Elisabeth Tonnard

They Were Like Poetry

they_were_like_poetry

A book with poems based on a suggestion by James Joyce.

The poems are exercises, composed from sentences that were themselves meant as exercises. The sentences come from a popular 19th century school grammar by Alexander Allen and James Cornwell. Joyce mentions the “nice sentences” in this book and the idea of them as poetry in A Portrait of the Artist as a Young Man:

And there were nice sentences in Doctor Cornwell’s Spelling Book. They were like poetry but they were only sentences to learn the spelling from.
——Wolsey died in Leicester Abbey
——Where the abbots buried him.
——Canker is a disease of plants,
——Cancer one of animals.
It would be nice to lie on the hearthrug before the fire, leaning his head upon his hands, and think on those sentences.

Which is what I did.

Published in Leerdam, The Netherlands, August 2014.

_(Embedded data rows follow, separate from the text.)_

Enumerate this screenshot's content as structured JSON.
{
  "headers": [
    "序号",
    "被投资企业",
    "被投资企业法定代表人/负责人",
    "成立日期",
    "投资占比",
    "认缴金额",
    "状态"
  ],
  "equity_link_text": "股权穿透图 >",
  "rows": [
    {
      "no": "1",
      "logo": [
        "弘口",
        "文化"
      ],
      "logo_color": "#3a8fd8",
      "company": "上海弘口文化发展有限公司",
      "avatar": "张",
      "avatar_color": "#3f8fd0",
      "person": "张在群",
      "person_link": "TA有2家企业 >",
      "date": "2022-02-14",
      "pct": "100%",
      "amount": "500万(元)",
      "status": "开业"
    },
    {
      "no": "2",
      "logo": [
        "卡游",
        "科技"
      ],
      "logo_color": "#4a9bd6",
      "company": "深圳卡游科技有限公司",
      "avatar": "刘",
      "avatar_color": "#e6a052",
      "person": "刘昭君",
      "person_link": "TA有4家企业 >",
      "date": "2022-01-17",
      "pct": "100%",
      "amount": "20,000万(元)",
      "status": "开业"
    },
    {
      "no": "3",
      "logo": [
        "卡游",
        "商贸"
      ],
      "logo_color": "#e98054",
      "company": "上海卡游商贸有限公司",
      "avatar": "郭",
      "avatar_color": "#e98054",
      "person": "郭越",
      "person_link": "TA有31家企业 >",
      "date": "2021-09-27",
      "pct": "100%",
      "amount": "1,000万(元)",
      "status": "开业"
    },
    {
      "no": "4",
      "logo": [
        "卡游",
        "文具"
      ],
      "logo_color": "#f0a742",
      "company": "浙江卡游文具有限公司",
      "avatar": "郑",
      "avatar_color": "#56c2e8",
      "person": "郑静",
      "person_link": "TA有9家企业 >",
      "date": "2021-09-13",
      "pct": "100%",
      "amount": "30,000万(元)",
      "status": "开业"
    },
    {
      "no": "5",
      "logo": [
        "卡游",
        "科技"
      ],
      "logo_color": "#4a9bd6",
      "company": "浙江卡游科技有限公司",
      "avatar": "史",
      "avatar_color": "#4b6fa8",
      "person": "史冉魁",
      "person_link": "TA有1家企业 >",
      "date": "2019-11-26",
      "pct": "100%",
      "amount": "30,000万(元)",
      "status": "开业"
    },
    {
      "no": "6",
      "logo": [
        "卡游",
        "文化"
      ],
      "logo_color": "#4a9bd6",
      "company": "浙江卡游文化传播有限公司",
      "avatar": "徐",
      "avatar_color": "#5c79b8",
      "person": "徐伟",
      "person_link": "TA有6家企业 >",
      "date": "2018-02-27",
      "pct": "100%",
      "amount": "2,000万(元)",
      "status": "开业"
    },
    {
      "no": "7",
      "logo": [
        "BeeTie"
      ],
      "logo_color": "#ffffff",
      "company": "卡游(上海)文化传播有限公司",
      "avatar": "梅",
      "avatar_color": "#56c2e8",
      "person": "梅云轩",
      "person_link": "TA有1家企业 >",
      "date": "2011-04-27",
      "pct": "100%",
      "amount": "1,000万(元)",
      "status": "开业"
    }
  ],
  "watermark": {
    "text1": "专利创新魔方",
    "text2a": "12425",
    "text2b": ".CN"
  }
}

Edition of 100 numbered copies. Black & white printing, perfect bound paperback. Size 13 x 19 cm, 68 pages.

Priced at € 24 plus shipping. You can order the book through my webshop or by sending me an email.

See some images by clicking here.

The book is available in the collections of the Bayerische Staatsbibliothek, Bibliothèque Kandinsky (Centre Pompidou), Bodleian Library (special collections at Weston Library), Museum Boijmans van Beuningen, Columbia University, Erfgoedbibliotheek Hendrik Conscience (Antwerp), Jan Michalski Foundation for Writing and Literature, Kunstbibliothek (Berlin), National Library of The Netherlands (Koninklijke Bibliotheek), Oxford Brookes University, Poëziecentrum Gent, Princeton University, Van Abbe museum, Zentralinstitut für Kunstgeschichte (Munich).